After visiting Villa Savoye, we were free to leave. Jamie, Miles, Jamie White, James, Jared, and I took the RER back into Paris. Miles and James got off at the Arc de Triomphe stop, while the rest of us continued back on to the hotel. I split off from the group to grab a couple of souvenirs and do some browsing in Shakespeare and Company, the famous bookstore on the Seine. The store was crowded, but I managed to pick up a few things, eager to support one of the biggest international proponents of free press. I went back to the hotel, where I was supposed to meet up with Miles to go to dinner. Dalton and company wanted to try to do the boat dinner again, but in the interest of saving money, I decided I wanted to find an Ethiopian restaurant recommended by Miles’ guidebook. Miles, Jamie, and I hung out in the Gay Quad’s room for awhile, watching German MTV. John Wolfe, McArthur, Brooke, and Ben decided they would come along with us to try to find the Ethiopian restaurant. Jamie, meanwhile, went along with the others on the dinner cruise.

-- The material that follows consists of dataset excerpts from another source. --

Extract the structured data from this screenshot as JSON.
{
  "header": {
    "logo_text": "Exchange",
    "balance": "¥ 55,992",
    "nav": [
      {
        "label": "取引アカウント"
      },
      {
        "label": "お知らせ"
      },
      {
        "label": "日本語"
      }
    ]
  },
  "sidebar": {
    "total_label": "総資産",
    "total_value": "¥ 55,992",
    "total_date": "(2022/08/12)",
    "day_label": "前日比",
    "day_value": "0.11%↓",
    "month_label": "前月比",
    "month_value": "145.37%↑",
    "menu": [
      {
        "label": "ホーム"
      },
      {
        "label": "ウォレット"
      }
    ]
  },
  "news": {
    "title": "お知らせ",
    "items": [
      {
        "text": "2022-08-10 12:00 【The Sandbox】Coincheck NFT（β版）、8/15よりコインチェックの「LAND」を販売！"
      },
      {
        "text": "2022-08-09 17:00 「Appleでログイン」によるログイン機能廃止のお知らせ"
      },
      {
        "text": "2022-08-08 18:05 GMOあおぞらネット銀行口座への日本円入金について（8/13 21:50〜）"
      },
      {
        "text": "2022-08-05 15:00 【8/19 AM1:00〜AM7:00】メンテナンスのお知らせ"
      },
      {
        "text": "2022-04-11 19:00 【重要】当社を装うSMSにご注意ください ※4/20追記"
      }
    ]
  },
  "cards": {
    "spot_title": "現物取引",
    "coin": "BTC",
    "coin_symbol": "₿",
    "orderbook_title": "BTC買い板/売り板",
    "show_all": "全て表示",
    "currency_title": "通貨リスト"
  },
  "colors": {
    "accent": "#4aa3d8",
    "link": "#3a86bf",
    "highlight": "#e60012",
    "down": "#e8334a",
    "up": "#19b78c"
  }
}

It took us awhile to find the Ethiopian restaurant, even though it was only 2 blocks from the hotel. When we finaly did find it, we discovered they were crowded, and sadly, there was no space for us. Somewhat disappointed, we explored the area, and found there were dozens of restaurants to choose from. We ended up in a moderately priced Italian restaurant where the waiter would only speak to us in French. We all did very well with our ordering in spite of the language barrier, and in all, it was a very enjoyable dinner. After dinner, Brooke, John, and I went to meet up with some of John’s friends at the Universite. We arrived at the college, where we met John’s friends Lexi and Alex, along with a few of their friends at the lounge in the American dorm. There, we drank, conversed, and played a game of Mafia. Mafia is a bit like a poor man’s Murder Mystery, and it’s a lot of fun, especially when mixed with alcohol.

After 2 rounds of Mafia, most everyone who wasn’t from the Universite needed to leave in order to catch the metro before the stations closed. Lexi and Alex agreed to come with us to the Rue Mouffetard to hit a few bars since it was close to our hotel. Rue Mouffetard was a lot fun- there were plenty of reasonably-priced bars and also plenty of public drinking. We ended up spending most of the night in one bar that offered 3 Euro shots. We had really disjointed and confusing conversations with some of the French patrons and watched music videos on the strangely-placed TV. Finally, Lexi and Alex decided to head home, which was our cue to leave as well, despite John’s protests. Unfortunately, in our inebriated state, we had some difficulty finding the hotel, and, to Brooke’s dismay, probably wandered the streets of Paris for a good hour before finding our way back. In spite of that little adventure, though, it was definitely a fun way to spend our last night in Paris.